HealthDay News — Intravenous antibiotics do not achieve greater sustained eradication of Pseudomonas aeruginosa in patients with cystic fibrosis compared with oral therapy, according to a study published in the October issue of The Lancet Respiratory Medicine.
Simon C. Langton Hewer, M.D., from the University of Bristol in the United Kingdom, and colleagues compared the effectiveness and safety of 14 days of intravenous ceftazidime and tobramycin (137 patients) versus 12 weeks of oral ciprofloxacin (149 patients) among randomly assigned patients seen at cystic fibrosis centers and with an isolate of P aeruginosa. Both treatments were combined with 12 weeks of inhaled colistimethate sodium.

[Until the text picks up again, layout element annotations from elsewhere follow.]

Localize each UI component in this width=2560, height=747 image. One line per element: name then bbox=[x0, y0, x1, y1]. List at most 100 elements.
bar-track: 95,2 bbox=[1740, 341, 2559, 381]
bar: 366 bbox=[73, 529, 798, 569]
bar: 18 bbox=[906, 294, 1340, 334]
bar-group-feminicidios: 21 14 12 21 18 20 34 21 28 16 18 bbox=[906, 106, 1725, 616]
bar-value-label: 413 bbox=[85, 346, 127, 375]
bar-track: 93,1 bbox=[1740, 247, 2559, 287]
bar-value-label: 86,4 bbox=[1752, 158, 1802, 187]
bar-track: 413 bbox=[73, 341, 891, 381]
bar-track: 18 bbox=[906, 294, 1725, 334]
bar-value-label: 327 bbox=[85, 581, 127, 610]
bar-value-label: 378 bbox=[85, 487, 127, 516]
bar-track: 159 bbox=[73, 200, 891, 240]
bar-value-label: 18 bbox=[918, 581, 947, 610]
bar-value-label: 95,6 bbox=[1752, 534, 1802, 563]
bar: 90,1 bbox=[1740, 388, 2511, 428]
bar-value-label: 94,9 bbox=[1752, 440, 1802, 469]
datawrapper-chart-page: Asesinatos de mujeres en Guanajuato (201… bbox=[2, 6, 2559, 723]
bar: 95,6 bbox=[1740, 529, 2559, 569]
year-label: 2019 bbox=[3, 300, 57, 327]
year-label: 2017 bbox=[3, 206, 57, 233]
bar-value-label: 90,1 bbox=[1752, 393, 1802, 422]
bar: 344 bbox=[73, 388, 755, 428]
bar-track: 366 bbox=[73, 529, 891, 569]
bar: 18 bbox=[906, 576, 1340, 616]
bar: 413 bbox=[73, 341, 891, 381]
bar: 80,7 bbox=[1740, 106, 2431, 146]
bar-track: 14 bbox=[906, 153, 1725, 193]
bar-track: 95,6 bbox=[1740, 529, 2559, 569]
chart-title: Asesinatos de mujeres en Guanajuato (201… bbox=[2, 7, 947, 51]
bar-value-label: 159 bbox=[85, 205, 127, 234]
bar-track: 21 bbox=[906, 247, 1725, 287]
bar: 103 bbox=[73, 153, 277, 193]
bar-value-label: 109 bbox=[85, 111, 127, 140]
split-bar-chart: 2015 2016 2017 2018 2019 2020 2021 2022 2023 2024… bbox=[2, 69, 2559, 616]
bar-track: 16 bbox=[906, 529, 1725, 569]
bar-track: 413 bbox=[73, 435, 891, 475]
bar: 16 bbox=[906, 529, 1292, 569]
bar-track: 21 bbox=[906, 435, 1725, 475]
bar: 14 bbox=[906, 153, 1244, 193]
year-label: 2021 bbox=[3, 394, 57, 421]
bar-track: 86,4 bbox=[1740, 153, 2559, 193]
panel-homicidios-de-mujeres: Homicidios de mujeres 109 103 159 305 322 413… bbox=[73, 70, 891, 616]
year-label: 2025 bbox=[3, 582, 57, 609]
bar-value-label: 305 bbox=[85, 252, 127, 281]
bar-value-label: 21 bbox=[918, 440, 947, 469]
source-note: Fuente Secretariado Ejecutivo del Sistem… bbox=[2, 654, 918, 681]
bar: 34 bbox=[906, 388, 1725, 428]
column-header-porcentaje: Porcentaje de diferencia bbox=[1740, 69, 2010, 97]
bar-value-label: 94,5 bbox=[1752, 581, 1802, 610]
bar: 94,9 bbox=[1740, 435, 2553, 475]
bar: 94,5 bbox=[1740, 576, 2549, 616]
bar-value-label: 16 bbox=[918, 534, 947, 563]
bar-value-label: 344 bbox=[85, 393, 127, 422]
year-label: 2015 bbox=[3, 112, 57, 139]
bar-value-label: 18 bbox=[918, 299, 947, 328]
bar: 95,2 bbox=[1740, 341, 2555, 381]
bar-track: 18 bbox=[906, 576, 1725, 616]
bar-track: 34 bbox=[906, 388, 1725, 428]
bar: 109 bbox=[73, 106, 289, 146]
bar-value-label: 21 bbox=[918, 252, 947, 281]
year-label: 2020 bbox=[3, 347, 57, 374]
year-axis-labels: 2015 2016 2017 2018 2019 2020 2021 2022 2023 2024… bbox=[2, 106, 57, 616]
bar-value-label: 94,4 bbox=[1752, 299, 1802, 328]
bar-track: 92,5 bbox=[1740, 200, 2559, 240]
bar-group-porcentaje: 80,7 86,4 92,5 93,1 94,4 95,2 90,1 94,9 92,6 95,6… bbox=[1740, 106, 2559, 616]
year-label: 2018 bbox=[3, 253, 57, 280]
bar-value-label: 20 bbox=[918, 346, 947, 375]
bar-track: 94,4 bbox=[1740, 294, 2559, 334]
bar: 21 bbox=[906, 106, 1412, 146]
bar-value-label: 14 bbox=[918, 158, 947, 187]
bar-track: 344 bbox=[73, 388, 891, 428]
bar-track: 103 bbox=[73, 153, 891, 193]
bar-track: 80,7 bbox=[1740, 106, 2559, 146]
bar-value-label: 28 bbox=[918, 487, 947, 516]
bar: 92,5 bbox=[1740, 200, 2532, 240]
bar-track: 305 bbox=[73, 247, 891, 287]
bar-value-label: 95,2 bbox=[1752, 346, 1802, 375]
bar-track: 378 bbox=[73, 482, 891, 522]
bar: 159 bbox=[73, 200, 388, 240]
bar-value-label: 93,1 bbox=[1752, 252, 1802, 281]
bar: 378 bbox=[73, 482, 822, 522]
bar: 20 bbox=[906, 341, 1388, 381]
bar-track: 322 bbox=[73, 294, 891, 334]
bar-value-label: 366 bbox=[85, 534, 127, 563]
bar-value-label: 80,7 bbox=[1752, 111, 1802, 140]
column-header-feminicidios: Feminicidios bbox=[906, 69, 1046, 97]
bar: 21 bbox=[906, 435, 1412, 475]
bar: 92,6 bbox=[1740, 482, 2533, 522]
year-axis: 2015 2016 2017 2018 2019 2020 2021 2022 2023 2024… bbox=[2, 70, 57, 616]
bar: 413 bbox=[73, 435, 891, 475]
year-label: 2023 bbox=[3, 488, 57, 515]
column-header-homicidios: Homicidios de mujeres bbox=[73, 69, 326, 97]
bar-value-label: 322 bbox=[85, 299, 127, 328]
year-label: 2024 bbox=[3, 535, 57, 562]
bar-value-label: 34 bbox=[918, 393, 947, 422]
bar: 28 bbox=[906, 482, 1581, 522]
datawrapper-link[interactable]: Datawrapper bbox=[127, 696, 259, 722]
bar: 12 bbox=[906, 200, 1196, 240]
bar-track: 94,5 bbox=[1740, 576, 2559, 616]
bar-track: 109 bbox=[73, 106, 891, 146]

The researchers found that 44 percent of 125 participants in the intravenous group and 52 percent of 130 participants in the oral group achieved the primary outcome. Participants assigned to the intravenous group were less likely to achieve eradication of P aeruginosa at three months and remain free of infection to 15 months, although the difference between the groups was not significant (relative risk, 0.84; 95 percent confidence interval, 0.65 to 1.09; P = 0.18). There were 11 serious adverse events reported, which occurred in 8 percent of patients in each group.
“Admission for intravenous therapy in the context of early P aeruginosa infection (and without the presence of a significant pulmonary exacerbation), in adults and children with cystic fibrosis, should not be recommended,” the authors write.
Two authors disclosed financial ties to the pharmaceutical industry.